Freya Williams, author of Green Giants: How Smart Companies Turn Sustainability into Billion-Dollar Businesses, recently gave an inspiring speech where she discussed the first nine (or ten) companies that had successfully been built into billion-dollar brands by focusing on purpose. As I was listening, the person sitting next to me asked why so many other companies – including the $6B company he represented – were not considered one of Freya’s “Green Giants.”
I am not mentioning this because Freya’s analysis is flawed. Quite the contrary: the first time I read the statistics supporting the business case for strong purpose initiatives, I started sharing the news far and wide because, finally, there was concrete evidence that people, planet and profit were intrinsically linked (click to tweet). I mention this because I think the person sitting next to me was right too… there are probably many other companies that qualify for the billion-dollar purpose club, but don’t have the strategy in place to capitalize on their existing initiatives.
There is growing and fairly indisputable evidence reinforcing the notion that companies that have a defined purpose – standing for and taking action around something bigger than the products and services they provide – are growing, prospering, attracting the best talent, and staying competitive in an ultra-competitive economy. Whether the emphasis is on preserving the planet, ensuring the well-being of their people and communities or both, “purpose” has become a source of inspiration for employees to rally around, the emotional tie for consumer purchasing decisions and, arguably more critical, the lens through which a company makes business decisions.

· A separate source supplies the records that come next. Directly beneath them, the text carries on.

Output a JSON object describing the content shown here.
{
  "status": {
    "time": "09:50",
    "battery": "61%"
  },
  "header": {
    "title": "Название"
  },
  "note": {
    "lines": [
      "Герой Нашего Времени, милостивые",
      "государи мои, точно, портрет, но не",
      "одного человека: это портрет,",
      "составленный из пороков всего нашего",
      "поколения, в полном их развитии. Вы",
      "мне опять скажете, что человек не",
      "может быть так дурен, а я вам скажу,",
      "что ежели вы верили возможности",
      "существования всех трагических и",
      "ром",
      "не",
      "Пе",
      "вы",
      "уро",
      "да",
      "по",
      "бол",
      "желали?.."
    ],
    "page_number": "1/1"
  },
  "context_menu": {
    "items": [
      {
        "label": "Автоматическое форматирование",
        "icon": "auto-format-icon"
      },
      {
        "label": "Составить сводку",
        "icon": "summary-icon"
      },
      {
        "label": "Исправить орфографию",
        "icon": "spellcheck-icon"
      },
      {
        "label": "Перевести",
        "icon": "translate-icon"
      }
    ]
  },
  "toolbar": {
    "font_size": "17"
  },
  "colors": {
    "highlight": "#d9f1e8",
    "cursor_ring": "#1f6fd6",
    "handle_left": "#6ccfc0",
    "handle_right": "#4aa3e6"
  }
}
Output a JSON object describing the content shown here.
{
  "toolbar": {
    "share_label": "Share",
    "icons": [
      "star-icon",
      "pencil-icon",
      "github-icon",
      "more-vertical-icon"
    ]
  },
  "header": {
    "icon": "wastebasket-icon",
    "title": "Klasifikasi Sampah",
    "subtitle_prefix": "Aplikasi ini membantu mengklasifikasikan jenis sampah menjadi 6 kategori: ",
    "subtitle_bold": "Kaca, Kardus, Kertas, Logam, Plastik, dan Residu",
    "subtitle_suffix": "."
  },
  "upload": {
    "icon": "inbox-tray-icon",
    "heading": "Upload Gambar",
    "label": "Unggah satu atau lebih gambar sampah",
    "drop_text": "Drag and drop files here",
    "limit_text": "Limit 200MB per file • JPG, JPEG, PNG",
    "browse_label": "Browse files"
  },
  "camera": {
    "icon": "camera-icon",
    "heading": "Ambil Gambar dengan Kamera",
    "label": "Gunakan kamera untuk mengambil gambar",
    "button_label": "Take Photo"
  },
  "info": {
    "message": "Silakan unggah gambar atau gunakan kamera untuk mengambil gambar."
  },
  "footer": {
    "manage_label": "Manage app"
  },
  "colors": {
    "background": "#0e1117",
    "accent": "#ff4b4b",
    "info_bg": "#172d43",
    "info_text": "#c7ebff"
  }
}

What the business community does not know, however, are the obstacles standing in the way of more companies increasing their investment in developing, defining and living up to a greater purpose. So, we decided to ask.
Ketchum conducted a global study of retailers and durable consumer good companies to better understand the dynamic between retailers and manufacturers as it relates to their purpose-driven initiatives, drivers for investment and barriers for growth. Here are a few key insights we uncovered:
- Reputation, Business Return and Staying Competitive are Top Three Drivers – but Consumers Still Matter:
Approximately three-quarters of the manufacturers and retailers surveyed agree on the top three drivers and confirm that their investments in sustainability and social issues are a strategic business choice, not a reaction to a consumer trend. Clearly this speaks volumes on how embedded purpose can and will continue to be.
- Meaningful Measurement and Communications Are the Main Obstacles to Implementation and Expansion:
Retailers and manufacturers across all regions are frustrated by the measurement of return on purpose. For example, 6 in 10 retailers surveyed believe purpose-driven initiatives are critical to long-term growth, yet 4 in 10 surveyed say they will invest only if ROI can be measured. More than half of the retailers surveyed said they do not communicate enough around their efforts, while nearly half of all manufacturers surveyed said they felt people do not care as much as they say they do. While there have been significant advancements in measurement across the board, standardization is required in order for companies and their stakeholders to accurately compare and contrast advancements.
Nearly all retailers and manufacturers in the study agree that purpose-driven work is important to their company today (94 percent and 98 percent, respectively) and expect it will increase over the next two years (93 percent for both). These statistics are encouraging because it tells us that we will be seeing more and more leaders focused on embedding purpose within their companies and brands, thus truly making purpose sustainable.
If communicators and counselors can harness the momentum and address the challenges, we will see a new Green Giants list that is brimming over with names already in the billion-dollar club, and others well on their way.